PART 8 - COMPROMISE

4.7K 671 16
                                        

“(Nam..), kata nyokap lo-” Iqbaal menahan kalimat yang nyaris keluar di bibirnya begitu melihat (Namakamu) yang terlihat kesakitan di atas kasur dengan kaki meringkuk. “astaga! Lo kenapa?”

(Namakamu) hanya bisa meringis seraya mencengkeram perutnya yang terasa sakit seperti di tusuk-tusuk. Keringat dingin membasahi sekujur tubuhnya. (Namakamu) memejamkan matanya erat sambil mendesis menahan rasa sakit di perutnya. Pertengahan bulan selalu menjadi tough-alert untuknya. Mungkin juga untuk perempuan-perempuan diluar sana yang sedang mengalami pre-mestrual syndrom di setiap bulannya.

“(Nam..)? Hei?” Usapan lembut di bahunya membuat (Namakamu) membuka mata perlahan-lahan. Bayangan wajah Iqbaal mulai tampak di pupil matanya. (Namakamu) pikir ia sedang berhalusinasi akibat menahan rasa sakitnya yang hebat ini. Tapi suara itu begitu nyata terdengar di telinganya. “Lo kenapa? Perut lo sakit? Bilang sama gue kenapa?”

“B-baal..” Bibirnya bergetar memanggil nama laki-laki itu. Lalu dengan refleks memegang tangan Iqbaal yang masih diletakan di bahu kanannya. “g-gue..gapapa.”

“Gimana bisa lo bilang baik-baik aja kenyataannya lo lagi kesakitan kaya gini?” Iqbaal mulai panik. Bergerak gusar di sisi kasur (Namakamu) lalu mengusap rambutnya kasar. “Oke, tunggu disini. Biar gue pang-”

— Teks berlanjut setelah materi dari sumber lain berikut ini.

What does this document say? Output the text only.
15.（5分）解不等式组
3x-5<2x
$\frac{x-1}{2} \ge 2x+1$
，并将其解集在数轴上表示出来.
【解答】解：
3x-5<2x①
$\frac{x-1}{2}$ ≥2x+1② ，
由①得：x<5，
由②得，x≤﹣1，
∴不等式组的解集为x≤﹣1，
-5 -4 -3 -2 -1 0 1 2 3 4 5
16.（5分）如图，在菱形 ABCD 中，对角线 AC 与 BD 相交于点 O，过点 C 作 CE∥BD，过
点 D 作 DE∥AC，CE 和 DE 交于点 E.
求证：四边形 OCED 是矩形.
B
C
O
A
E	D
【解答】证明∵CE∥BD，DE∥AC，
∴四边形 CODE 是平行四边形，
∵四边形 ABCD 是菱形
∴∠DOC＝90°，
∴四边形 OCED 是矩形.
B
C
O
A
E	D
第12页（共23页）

“Nggak usah!” (Namakamu) mencengkeram tangan Iqbaal ketika laki-laki itu beranjak dari kasur. “Gue cuma lagi gejala PMS aja kok. Bukan kenapa-napa. Nggak usah bikin panik orang lain juga ah!”

“Serius?” Iqbaal memastikan pada (Namakamu) yang mengangguk lemah sambil mencoba tersenyum. “Ck, lo bohongin gue ya? Udah deh nggak usah ngeyel. Gue panggilin-”

“Beneran ih nggak papa!” (Namakamu) tertawa lalu mencoba bangkit sambil memegangi perutnya yang masih terasa nyeri.

“Bilang aja nggak papa terus tapi lo sendiri aja masih megangin perut kaya gitu!” Iqbaal menunjuk perut (Namakamu) dengan dagunya dimana perempuan itu meletakan sebelah tangannya disana. “Udah syukur gue peduli mau bantuin lo biar nggak sakit lagi-”

Dan lagi-lagi (Namakamu) memotongnya sebelum Iqbaal menyelesaikan ucapannya sendiri. “Makasih udah panik buat gue. Tapi itu hal biasa kok buat cewek tiap sebulan sekali.” (Namakamu) tertawa melihat wajah kesal Iqbaal. Tapi ia juga tahu kalau Iqbaal tidak benar-benar marah padanya. “Btw tadi lo mau bilang apa? Eh iya..sekalian dong gue mau minta tolong.” Katanya.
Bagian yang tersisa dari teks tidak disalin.